Life is unpredictable. As much as everyone would love to control and conduct their lives as they wish, it isn’t possible. Most things in life come unannounced and uninvited. This unpredictable nature of life is where insurance comes into play. Life insurance in today’s time is nothing short of a necessity. It doesn’t matter if you are young or old, married or single, getting good term insurance is something that you will not regret.
While life insurances come in various sizes and shapes which may suit a person’s needs or demands, a term life insurance is a little different than other life insurances. All kinds of life insurances assure you financial protection and/or compensation in certain cases.
But before moving ahead with the details of what a term life insurance provides you with, let us understand what’s term life insurance? In simple words, a term life insurance basically covers the customer for a period of time or term and offers a tax-free, one-time benefit or payment to the designated beneficiaries in case of their passing away.
Term insurance plan is a kind of life coverage plan which covers the danger of sudden passing away. In the event of the death of the insured person, during the term of the approach, this strategy vows to pay a ‘death advantage’ or ‘death benefit’. This kind of an insurance plan is the least complex and most established type of affirmation and allows payment of the said sum of money guaranteed on death if passing away happens inside the fixed terms and conditions.
A term insurance plan guarantees high coverage at comparatively low expenses, permitting you to benefit from a high sum promised which would financially support your family’s monetary necessities in case of your untimely demise. Thus, it provides monetary protection while compensating your loved ones against the financial loss of your premature death as they cope with the death of a loved one.
Difference between term insurance and whole life insurance?
Term insurance refers to the payment of premium for a term. If the policyholder suffers an untimely death within this time frame, the insurance company is liable to pay the death benefit amount to the nominee. While in case of a whole life insurance dual benefits of protection of life and investment are assured to the policyholder. These plans may offer an advantage of cash accumulation built during the term of the policy. However, the sum provided as the death benefit is way higher than maturity benefits provided by whole life insurance.
While many people choose to go for term insurance, it always gets new players in the market who are willing to invest, dazed and confused. Even though making a choice may seem tough at first, getting suitable insurance and managing your finances can save you a lot of stress in life later.
Term insurance plans usually offer an extremely low premium as compared to regular insurance. This makes it a deal wherein the premiums are low but benefits will be high. It is also notable that all the premium sum is allocated to providing insurance coverage, in the case of term insurance. Thus, no money is invested which also makes it less liable for losses or lower than expected sums. Term insurance plans are generally more affordable than regular life insurance and even if people have a regular life insurance plan, getting another term insurance is something that many people do.
Term insurances basically cover risk and in case of an untimely death of the policyholder, a large sum of money is provided to the nominee. As ridiculous as it may sound many people view this as a win-win situation because it basically allows low premiums and ensures high returns or benefits. In the case of regular insurance, the value is built over a period of time as premiums might be invested.
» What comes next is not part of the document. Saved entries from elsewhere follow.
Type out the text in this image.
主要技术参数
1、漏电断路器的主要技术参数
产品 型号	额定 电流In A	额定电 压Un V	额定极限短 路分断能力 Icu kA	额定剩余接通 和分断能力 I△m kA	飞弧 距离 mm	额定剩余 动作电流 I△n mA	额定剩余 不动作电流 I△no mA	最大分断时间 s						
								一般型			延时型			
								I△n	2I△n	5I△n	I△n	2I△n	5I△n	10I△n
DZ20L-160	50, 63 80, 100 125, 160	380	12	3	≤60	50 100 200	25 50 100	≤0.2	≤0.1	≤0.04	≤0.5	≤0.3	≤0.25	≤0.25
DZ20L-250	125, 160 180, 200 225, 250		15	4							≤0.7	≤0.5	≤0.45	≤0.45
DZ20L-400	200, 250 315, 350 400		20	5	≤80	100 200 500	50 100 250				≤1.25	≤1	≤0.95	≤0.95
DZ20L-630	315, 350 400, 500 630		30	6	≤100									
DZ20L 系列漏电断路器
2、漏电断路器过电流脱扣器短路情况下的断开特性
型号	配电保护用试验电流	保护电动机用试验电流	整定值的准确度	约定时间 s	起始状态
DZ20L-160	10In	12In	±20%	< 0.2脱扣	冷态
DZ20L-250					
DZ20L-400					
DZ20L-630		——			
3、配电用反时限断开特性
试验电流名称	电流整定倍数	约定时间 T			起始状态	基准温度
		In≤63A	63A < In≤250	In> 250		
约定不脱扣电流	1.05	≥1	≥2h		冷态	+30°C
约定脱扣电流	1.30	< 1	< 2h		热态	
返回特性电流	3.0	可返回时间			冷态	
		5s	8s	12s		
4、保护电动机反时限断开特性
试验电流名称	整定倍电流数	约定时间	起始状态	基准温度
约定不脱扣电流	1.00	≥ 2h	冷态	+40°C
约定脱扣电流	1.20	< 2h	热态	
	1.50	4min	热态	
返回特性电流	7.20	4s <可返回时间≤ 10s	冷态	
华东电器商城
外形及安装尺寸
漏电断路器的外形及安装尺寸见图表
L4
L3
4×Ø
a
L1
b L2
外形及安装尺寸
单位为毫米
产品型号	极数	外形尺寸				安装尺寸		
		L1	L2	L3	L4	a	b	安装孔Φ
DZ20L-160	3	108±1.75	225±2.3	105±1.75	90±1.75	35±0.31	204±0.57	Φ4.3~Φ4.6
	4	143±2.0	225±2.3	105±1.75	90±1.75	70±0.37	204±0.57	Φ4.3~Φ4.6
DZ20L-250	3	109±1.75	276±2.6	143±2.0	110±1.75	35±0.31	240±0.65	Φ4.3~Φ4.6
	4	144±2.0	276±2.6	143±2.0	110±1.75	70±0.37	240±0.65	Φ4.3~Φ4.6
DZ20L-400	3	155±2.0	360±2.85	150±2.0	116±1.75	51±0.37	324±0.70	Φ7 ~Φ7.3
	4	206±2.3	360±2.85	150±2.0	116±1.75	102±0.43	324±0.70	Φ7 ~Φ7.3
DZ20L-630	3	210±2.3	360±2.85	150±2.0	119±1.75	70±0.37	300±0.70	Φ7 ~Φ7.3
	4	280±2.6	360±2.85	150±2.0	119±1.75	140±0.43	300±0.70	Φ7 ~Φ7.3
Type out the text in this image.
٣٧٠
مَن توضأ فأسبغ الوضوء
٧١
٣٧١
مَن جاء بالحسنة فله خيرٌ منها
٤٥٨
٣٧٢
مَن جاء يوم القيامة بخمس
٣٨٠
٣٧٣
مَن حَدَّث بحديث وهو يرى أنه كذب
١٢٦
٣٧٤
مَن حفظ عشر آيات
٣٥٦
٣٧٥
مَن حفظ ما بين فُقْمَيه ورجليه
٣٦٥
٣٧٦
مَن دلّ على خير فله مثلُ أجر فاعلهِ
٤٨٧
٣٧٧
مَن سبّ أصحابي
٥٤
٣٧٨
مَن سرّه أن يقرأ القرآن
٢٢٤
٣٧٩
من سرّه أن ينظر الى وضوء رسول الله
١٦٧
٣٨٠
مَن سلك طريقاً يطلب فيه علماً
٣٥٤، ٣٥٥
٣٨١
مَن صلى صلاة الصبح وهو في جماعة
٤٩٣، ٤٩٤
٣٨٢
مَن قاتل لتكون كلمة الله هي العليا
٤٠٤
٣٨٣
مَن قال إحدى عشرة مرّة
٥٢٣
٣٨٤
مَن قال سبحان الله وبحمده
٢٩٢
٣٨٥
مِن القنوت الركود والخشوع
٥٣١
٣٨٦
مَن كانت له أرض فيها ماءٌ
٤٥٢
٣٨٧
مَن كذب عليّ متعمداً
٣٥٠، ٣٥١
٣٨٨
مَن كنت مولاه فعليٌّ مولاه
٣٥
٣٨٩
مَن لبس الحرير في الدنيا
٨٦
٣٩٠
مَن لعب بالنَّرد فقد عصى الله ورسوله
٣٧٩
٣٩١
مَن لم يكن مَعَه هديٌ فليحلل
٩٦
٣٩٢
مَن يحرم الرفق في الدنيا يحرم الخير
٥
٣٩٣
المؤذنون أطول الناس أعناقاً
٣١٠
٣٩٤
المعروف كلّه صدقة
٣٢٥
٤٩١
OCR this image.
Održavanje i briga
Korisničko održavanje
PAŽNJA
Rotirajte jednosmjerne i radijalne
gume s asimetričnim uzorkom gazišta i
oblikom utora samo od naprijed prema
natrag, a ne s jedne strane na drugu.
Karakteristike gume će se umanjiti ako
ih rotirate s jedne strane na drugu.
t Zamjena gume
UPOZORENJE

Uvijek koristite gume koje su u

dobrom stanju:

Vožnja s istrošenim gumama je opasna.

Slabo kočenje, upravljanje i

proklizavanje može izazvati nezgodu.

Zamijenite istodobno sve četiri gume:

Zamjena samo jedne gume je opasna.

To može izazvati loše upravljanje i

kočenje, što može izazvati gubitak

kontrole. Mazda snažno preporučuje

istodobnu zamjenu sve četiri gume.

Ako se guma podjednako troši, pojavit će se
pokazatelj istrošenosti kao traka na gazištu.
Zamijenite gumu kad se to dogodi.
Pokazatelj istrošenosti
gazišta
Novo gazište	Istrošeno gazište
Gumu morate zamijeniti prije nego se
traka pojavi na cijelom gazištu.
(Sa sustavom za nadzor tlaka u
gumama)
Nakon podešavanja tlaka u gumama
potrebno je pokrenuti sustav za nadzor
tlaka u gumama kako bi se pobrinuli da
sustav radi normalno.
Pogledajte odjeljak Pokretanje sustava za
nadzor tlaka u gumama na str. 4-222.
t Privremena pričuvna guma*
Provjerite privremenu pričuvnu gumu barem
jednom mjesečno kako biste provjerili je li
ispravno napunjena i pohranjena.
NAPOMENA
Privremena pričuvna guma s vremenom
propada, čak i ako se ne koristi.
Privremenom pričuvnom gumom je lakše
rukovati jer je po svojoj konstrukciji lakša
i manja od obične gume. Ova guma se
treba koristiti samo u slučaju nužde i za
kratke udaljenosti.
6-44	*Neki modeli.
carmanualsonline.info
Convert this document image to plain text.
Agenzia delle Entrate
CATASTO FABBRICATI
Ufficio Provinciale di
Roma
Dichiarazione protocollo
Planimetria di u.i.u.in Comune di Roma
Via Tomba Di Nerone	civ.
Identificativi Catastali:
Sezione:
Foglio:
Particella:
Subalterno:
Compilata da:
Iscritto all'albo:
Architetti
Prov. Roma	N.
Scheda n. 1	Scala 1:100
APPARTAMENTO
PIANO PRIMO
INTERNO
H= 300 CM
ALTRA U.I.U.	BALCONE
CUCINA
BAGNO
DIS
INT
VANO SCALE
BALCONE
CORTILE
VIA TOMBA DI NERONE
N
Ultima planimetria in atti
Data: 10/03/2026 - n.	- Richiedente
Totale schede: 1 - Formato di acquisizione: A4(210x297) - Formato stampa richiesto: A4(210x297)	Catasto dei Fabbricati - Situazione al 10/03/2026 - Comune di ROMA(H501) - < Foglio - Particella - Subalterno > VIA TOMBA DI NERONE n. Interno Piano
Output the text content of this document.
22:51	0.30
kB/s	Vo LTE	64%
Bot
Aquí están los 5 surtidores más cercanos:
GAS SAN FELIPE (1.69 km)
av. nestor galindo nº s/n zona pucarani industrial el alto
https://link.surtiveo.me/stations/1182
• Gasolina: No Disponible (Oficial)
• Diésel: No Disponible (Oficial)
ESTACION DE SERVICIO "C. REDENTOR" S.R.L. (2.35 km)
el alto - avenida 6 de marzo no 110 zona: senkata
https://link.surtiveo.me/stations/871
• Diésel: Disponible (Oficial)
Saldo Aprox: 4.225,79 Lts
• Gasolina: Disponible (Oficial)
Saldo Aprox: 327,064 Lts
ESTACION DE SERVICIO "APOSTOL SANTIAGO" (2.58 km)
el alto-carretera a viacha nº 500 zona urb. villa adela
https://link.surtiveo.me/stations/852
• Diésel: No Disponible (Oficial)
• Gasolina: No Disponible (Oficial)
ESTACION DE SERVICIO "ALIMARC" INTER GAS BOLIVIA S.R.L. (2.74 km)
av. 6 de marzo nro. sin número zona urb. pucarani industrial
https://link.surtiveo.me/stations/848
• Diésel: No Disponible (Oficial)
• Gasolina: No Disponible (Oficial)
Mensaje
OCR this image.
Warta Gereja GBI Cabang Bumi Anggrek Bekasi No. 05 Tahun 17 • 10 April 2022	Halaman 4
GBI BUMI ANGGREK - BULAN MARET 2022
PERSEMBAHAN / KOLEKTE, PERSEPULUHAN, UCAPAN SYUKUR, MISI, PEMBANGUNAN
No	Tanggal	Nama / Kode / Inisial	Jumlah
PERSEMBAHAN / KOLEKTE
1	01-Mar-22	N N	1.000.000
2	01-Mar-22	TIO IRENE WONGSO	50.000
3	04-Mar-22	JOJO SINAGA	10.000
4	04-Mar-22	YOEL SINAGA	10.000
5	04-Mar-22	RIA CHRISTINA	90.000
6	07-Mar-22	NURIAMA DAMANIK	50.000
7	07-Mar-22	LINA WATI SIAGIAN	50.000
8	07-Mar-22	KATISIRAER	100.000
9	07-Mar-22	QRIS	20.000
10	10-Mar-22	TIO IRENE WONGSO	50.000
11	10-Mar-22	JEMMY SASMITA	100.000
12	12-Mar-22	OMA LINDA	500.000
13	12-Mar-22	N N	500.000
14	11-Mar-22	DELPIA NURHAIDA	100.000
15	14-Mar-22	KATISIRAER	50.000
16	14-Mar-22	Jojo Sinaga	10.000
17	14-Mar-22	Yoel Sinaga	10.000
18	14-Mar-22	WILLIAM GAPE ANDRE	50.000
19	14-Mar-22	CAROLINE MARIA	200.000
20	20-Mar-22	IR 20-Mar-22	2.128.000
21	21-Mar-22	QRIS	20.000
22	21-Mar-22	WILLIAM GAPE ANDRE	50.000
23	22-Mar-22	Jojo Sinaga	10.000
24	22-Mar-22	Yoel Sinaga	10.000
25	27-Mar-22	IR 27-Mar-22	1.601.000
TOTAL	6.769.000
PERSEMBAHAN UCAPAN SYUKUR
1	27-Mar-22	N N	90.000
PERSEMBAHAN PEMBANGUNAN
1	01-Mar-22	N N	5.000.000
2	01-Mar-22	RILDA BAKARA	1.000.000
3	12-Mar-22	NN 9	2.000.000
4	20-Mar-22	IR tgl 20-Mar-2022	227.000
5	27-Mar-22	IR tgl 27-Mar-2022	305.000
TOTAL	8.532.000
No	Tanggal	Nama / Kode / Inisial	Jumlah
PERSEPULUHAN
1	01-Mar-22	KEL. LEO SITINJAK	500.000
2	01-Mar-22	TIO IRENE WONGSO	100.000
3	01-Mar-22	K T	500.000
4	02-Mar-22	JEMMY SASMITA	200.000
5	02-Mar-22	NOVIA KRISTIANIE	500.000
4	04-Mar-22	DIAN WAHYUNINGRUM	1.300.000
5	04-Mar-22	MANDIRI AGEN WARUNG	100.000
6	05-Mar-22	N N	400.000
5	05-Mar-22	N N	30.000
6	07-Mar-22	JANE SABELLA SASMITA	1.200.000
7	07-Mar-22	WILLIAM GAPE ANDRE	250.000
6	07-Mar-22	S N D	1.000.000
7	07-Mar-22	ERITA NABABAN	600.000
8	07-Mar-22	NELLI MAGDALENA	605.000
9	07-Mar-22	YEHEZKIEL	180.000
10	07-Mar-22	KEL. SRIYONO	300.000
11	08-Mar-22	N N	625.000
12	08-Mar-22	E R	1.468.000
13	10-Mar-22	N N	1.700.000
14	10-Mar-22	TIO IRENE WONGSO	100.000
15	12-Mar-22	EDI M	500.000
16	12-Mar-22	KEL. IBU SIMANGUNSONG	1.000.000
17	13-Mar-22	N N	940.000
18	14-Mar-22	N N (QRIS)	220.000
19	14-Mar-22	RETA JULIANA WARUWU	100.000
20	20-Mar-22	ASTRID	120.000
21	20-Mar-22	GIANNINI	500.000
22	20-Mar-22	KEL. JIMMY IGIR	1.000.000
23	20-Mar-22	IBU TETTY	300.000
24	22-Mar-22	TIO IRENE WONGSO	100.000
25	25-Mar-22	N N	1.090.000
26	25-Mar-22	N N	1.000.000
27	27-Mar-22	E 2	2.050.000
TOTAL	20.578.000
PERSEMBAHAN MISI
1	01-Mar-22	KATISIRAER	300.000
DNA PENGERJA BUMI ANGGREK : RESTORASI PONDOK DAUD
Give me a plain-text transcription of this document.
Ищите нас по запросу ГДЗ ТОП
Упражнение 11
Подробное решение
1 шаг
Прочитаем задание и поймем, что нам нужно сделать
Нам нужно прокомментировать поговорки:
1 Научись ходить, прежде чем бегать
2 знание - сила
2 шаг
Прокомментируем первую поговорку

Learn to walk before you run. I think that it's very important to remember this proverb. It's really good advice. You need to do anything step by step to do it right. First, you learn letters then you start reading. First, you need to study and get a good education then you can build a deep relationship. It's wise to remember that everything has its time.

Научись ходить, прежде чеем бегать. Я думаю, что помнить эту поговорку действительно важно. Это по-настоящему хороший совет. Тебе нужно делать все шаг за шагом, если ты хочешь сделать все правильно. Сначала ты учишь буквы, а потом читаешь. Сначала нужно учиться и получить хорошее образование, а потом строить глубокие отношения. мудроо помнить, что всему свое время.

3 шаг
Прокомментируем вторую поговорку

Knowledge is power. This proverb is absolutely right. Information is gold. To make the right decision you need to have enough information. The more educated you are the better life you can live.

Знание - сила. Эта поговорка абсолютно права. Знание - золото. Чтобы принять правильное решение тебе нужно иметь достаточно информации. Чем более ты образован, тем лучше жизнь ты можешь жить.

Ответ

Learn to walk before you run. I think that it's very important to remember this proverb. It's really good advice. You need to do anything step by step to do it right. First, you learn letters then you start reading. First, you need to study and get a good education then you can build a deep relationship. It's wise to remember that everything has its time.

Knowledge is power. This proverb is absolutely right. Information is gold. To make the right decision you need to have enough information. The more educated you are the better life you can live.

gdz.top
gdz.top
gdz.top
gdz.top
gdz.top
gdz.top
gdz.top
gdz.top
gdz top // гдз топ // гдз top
To make it even simpler let’s take an example of Mr X. Assuming this person is in his mid-thirties, earns $100 each month and is looking for good life insurance that suits him. Now if he opts for a regular policy he will have to pay high premiums each month and end up getting a meagre sum as savings for retirement. In this case, his returns are pretty low. However, if he decided to invest in a term life insurance with a coverage of $400,000 then by just paying $15–18 in a 30-year term life insurance he gets way higher returns.
The future sure is predictable but your loved ones’ lives in the future can be predictable if you decide to take the right steps. While you may be surrounded by a dilemma regarding life insurance make it is essential to get one because there’s never a right time for this, today is the best day. Plus, let’s face it term insurance can really be a blessing in disguise.
Tommy Williamson did his degree in psychology at the University of Edinburgh. He has an ongoing interest in mental health and well-being.